Schwarz oder silber, die meisten Hifi Bausteine sind heutzutage schwarz, deswegen würde ich auch zu einem schwarzen Verstärker greifen.


----------



## feivel (2. Mai 2009)

besitze auch noch einen älteren onkyo verstärker und liebe ihn.
würd ich mir auch wieder kaufen.
von dem her ruhig zugreifen.


----------



## KennyKiller (4. Mai 2009)

so ich war heut ma beim Mediamarkt, die ham da den TV und das Soundsystem! Der TV kostet da 699Euro, was meint ihr lieber dort kaufen oder im Internet?

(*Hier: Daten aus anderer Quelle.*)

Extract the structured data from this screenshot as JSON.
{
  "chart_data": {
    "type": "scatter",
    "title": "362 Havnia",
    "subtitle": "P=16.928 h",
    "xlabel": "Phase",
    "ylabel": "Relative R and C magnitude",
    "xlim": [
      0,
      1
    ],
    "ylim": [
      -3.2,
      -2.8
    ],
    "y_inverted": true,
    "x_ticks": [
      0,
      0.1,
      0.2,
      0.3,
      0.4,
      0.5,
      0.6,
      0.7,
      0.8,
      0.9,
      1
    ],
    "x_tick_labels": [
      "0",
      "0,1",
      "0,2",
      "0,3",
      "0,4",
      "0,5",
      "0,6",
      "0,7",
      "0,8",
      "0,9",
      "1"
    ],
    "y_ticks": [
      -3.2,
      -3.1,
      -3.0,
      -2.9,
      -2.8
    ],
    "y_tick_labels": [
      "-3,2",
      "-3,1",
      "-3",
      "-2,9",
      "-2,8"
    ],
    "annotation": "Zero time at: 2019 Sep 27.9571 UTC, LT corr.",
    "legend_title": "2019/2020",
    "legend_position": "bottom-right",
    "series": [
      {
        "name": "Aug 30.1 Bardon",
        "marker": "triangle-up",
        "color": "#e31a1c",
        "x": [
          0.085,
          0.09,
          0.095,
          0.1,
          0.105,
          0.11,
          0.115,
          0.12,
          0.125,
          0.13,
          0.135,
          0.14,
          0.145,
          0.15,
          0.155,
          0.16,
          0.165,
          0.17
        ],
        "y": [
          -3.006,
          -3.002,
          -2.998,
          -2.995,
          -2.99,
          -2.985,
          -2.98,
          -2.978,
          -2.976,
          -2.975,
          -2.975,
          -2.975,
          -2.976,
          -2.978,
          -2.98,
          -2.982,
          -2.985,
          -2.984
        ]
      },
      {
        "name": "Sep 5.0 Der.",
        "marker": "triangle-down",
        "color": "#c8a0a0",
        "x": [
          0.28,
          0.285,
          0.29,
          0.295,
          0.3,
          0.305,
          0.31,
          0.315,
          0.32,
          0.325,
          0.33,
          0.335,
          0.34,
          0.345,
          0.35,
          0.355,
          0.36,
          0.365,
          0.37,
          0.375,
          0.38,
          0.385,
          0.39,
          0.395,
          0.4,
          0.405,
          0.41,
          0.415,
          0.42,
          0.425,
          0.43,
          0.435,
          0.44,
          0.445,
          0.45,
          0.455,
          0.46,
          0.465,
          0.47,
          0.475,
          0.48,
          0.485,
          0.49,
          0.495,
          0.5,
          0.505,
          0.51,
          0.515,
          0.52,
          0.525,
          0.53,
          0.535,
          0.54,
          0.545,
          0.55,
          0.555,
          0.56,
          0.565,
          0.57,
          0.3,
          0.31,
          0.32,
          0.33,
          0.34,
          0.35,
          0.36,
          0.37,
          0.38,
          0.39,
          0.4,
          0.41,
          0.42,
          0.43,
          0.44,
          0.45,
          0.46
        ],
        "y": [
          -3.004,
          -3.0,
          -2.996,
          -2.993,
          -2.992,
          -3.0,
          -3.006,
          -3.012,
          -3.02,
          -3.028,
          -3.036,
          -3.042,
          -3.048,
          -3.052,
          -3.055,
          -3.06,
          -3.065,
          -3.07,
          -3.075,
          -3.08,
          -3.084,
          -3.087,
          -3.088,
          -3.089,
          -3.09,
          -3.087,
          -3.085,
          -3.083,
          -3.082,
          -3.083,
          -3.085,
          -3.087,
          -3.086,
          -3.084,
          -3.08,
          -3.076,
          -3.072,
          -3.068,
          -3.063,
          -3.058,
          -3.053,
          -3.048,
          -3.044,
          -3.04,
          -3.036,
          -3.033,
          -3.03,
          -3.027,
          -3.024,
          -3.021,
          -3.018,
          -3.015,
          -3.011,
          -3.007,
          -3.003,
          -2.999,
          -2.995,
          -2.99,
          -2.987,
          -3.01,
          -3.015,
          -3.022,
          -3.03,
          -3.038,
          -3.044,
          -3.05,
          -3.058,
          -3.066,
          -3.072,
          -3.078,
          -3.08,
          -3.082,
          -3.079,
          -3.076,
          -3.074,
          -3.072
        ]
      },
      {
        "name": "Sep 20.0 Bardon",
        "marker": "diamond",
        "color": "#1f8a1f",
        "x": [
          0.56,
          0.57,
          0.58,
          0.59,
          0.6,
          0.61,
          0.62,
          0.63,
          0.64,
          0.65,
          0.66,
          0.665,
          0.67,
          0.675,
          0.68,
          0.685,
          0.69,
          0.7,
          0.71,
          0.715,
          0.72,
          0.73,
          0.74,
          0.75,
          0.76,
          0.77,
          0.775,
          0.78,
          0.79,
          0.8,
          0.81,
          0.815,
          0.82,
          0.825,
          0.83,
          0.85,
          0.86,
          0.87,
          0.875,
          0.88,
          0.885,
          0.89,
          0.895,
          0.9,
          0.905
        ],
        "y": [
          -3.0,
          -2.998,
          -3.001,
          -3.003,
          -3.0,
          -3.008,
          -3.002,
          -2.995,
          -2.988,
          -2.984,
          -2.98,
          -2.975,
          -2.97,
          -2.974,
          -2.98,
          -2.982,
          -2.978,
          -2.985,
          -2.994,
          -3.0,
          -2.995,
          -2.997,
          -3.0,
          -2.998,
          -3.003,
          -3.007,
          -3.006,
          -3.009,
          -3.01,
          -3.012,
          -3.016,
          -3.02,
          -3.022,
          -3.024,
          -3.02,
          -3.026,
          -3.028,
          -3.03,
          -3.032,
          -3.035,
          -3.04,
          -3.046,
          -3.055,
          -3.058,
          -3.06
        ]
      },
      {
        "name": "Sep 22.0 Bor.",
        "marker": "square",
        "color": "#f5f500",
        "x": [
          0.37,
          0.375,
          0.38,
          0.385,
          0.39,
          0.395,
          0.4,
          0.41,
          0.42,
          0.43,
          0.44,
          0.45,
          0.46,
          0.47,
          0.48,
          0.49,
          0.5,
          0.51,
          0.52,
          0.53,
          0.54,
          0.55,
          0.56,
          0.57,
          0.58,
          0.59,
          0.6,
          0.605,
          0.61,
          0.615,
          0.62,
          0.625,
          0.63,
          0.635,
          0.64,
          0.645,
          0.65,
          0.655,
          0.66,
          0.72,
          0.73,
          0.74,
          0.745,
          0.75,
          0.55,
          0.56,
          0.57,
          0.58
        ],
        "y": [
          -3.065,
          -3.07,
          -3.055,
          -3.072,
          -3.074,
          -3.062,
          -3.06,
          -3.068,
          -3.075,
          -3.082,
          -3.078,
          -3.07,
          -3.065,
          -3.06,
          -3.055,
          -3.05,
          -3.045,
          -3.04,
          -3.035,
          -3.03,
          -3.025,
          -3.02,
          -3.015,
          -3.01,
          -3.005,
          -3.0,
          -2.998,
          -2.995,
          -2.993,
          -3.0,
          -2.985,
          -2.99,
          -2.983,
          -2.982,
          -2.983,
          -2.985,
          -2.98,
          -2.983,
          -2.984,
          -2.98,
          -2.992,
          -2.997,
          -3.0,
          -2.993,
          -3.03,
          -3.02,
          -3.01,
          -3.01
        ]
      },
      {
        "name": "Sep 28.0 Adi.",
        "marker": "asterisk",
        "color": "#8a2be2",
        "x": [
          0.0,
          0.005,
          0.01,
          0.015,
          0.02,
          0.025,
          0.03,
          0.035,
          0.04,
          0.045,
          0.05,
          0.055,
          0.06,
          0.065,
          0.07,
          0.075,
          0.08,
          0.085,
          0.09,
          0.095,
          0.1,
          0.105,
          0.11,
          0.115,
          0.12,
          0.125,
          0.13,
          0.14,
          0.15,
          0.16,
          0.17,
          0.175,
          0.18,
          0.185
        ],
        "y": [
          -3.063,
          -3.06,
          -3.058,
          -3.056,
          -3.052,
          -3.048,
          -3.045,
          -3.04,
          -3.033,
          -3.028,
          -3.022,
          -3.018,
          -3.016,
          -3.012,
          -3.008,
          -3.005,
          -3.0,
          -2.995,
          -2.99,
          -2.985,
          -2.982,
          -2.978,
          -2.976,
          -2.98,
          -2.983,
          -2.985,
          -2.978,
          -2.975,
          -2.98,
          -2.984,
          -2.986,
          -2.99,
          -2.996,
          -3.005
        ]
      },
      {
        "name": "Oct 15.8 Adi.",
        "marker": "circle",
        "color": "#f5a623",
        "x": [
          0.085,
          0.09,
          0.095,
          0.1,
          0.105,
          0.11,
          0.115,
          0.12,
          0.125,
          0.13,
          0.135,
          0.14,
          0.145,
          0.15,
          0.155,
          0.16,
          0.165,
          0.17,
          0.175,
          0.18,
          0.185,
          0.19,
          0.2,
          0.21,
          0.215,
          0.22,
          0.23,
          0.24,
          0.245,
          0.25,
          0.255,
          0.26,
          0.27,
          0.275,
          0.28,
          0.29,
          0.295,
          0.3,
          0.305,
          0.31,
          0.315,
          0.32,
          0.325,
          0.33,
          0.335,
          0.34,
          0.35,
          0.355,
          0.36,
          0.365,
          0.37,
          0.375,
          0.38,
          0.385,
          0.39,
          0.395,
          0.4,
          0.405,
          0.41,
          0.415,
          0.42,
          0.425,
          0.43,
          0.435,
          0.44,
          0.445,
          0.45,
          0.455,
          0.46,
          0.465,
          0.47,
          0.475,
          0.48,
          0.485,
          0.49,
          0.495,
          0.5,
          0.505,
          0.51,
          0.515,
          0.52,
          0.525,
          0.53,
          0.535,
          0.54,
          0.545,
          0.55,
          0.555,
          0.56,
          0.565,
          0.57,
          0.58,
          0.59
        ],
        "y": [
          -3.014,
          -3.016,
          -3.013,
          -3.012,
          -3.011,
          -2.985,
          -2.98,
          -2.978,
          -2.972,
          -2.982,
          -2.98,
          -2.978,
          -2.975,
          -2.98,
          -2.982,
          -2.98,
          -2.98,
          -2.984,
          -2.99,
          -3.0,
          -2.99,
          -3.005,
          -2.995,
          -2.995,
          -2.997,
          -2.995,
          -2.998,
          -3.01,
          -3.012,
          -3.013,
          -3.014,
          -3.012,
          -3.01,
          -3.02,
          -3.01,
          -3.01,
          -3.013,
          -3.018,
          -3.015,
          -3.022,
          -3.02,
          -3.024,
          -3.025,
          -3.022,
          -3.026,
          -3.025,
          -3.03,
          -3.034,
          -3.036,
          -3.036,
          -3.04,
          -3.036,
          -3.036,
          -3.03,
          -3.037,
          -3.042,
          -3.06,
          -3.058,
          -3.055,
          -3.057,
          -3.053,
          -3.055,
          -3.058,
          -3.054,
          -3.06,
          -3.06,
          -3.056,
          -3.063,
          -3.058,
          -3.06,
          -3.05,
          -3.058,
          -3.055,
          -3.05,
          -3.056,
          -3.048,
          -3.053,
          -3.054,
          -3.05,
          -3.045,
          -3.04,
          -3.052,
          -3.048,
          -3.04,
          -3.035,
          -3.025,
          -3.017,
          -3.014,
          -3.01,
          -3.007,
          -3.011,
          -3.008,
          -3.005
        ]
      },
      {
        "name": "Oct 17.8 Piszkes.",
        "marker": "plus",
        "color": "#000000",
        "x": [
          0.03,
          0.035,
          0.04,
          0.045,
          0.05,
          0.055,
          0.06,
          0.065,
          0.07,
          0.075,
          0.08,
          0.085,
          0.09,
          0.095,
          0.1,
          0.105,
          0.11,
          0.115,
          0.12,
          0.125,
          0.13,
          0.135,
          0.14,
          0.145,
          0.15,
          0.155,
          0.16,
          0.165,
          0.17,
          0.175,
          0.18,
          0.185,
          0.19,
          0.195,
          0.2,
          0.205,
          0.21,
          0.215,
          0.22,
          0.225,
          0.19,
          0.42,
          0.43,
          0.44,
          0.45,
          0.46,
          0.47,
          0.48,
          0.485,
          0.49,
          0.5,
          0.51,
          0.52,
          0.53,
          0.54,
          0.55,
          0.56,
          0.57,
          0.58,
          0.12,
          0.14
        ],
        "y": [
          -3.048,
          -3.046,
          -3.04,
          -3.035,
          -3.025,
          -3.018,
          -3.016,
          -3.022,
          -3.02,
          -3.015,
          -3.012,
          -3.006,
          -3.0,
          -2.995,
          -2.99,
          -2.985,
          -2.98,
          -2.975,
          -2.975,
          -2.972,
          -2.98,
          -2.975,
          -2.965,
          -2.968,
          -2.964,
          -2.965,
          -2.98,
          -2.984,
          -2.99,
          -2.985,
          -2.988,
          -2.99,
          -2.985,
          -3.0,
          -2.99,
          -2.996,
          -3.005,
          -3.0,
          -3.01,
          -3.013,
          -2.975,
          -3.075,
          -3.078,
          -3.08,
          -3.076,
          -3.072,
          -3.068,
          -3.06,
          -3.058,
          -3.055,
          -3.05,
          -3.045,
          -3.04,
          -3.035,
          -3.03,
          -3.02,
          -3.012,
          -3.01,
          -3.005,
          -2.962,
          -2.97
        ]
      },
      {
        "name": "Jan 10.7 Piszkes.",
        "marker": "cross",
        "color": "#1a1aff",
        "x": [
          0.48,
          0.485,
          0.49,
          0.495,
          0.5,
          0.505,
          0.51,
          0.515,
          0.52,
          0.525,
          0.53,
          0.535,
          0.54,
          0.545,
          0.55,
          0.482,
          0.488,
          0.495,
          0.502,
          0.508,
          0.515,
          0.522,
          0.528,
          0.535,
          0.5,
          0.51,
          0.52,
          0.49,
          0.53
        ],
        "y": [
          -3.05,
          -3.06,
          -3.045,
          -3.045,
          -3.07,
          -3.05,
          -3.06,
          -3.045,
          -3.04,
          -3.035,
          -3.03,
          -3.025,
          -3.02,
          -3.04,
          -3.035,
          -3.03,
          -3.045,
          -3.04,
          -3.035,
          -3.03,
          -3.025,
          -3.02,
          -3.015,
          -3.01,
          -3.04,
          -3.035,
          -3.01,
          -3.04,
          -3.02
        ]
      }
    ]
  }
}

Das Soundsystem werde ich mir aufjedenfall dort kaufen, da es dort auch nur 399Euro kostet, ist beim TV eigentlich ne Wandhalterung dabei?


----------



## Herbboy (4. Mai 2009)

ne wandhalterung is normalerweise nicht dabei. vlt. kannst du aber mit ein bisschen handeln eine preiswerte so dazu bekommen. und die 700€ sind ja sicher ein guter preis, online kommen idR 30-60€ versand dazu (weil sperrgut), und FALLS was dran is, musst du dich um den rückversand kümmern...

und teste das TV vorher, ob es dir zusagt, auch ob das bei NORMALEM TV-bild gut ist und nicht nur bei digitalem HD.

ach ja: toshiba und ATI scheinen sich per HMDI teils nicht zu vertragen, das sollte man wissen.


ps: bei saturn würdest du zur zeit glaub ich 100€ rabatt bekommen, wenn du nen alten fernseher beim kauf abgibst. vlt. schau mal, ob die einen für 700-800€ haben, bei dem sich das lohnt, also der nicht TROTZ 100€ rabatt teurer is als woanders


----------



## KennyKiller (4. Mai 2009)

ok thx naja wahrscheinlich sind dann alle TV`s gleichmal 100Euro teurer^^


----------



## Herbboy (4. Mai 2009)

KennyKiller schrieb:


> ok thx naja wahrscheinlich sind dann alle TV`s gleichmal 100Euro teurer^^


sag ich ja, das musst du natürlich vorher checken, und natürlich auch schauen, ob dein altes TV nicht sowieso noch nen fuffi bringen würde oder so 

aber ich denke nicht, dass alles 100€ teurer wird - man rechnet ja nicht damit, dass JEDER neukäufer auch ein altgerät abgibt. aber grad bei den "preiswerteren" sind die vlt. doch etwas angehoben worden...


----------